We put the boxes and a lamp into her trunk and she shuffled her things around in the back seat, trying to push them down. I pictured myself getting in the passenger seat, joining her at Oberlin next year, where I would drop acid and roll around naked in a cornfield, reciting Elizabeth Bishop, and have women tenderly going down on me—a place where I wouldn’t wear fake pearls, where I could stop shaving my legs.
I tugged down my shirt to make sure it covered my ass.
“I’m sorry,” I said. “You shouldn’t have to leave.”
“This is my choice.”
This was the first time I had seen Ellie without makeup and she looked prettier without it, her face as fresh and lost as a high school girl’s. She had stopped with the spray tan too, and her skin was pale and wonderful and I wanted to touch it.

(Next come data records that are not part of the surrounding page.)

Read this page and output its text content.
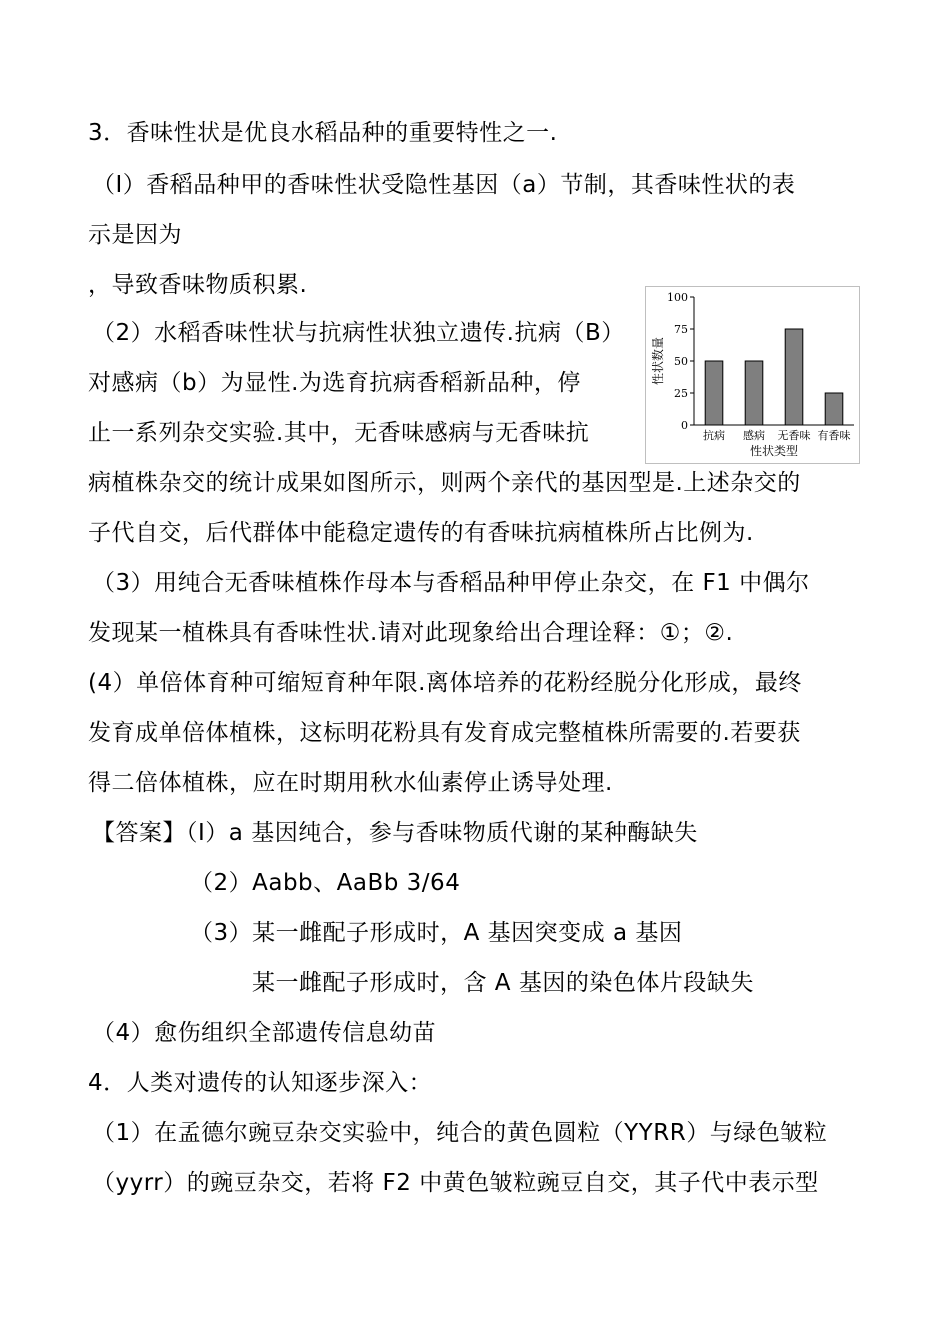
3．香味性状是优良水稻品种的重要特性之一.
（Ⅰ）香稻品种甲的香味性状受隐性基因（a）节制，其香味性状的表
示是因为
，导致香味物质积累.
（2）水稻香味性状与抗病性状独立遗传.抗病（B）
对感病（b）为显性.为选育抗病香稻新品种，停
止一系列杂交实验.其中，无香味感病与无香味抗
病植株杂交的统计成果如图所示，则两个亲代的基因型是.上述杂交的
子代自交，后代群体中能稳定遗传的有香味抗病植株所占比例为.
（3）用纯合无香味植株作母本与香稻品种甲停止杂交，在 F1 中偶尔
发现某一植株具有香味性状.请对此现象给出合理诠释：①；②.
(4）单倍体育种可缩短育种年限.离体培养的花粉经脱分化形成，最终
发育成单倍体植株，这标明花粉具有发育成完整植株所需要的.若要获
得二倍体植株，应在时期用秋水仙素停止诱导处理.
【答案】（Ⅰ）a 基因纯合，参与香味物质代谢的某种酶缺失
（2）Aabb、AaBb 3/64
（3）某一雌配子形成时，A 基因突变成 a 基因
某一雌配子形成时，含 A 基因的染色体片段缺失
（4）愈伤组织全部遗传信息幼苗
4．人类对遗传的认知逐步深入：
（1）在孟德尔豌豆杂交实验中，纯合的黄色圆粒（YYRR）与绿色皱粒
（yyrr）的豌豆杂交，若将 F2 中黄色皱粒豌豆自交，其子代中表示型
性状数量
性状类型
0
25
50
75
100
抗病 感病 无香味 有香味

I tried searching her face for signs she had been raped; would she really go through all this trouble if it wasn’t true? Why couldn’t I learn the truth from looking at her, or at Kornberg? What the fuck else did I not know? Asking her would be pointless, invasive. But I wanted her to confirm it, to tell me what a terrible person the love of my life had been all along. I wanted her to release me.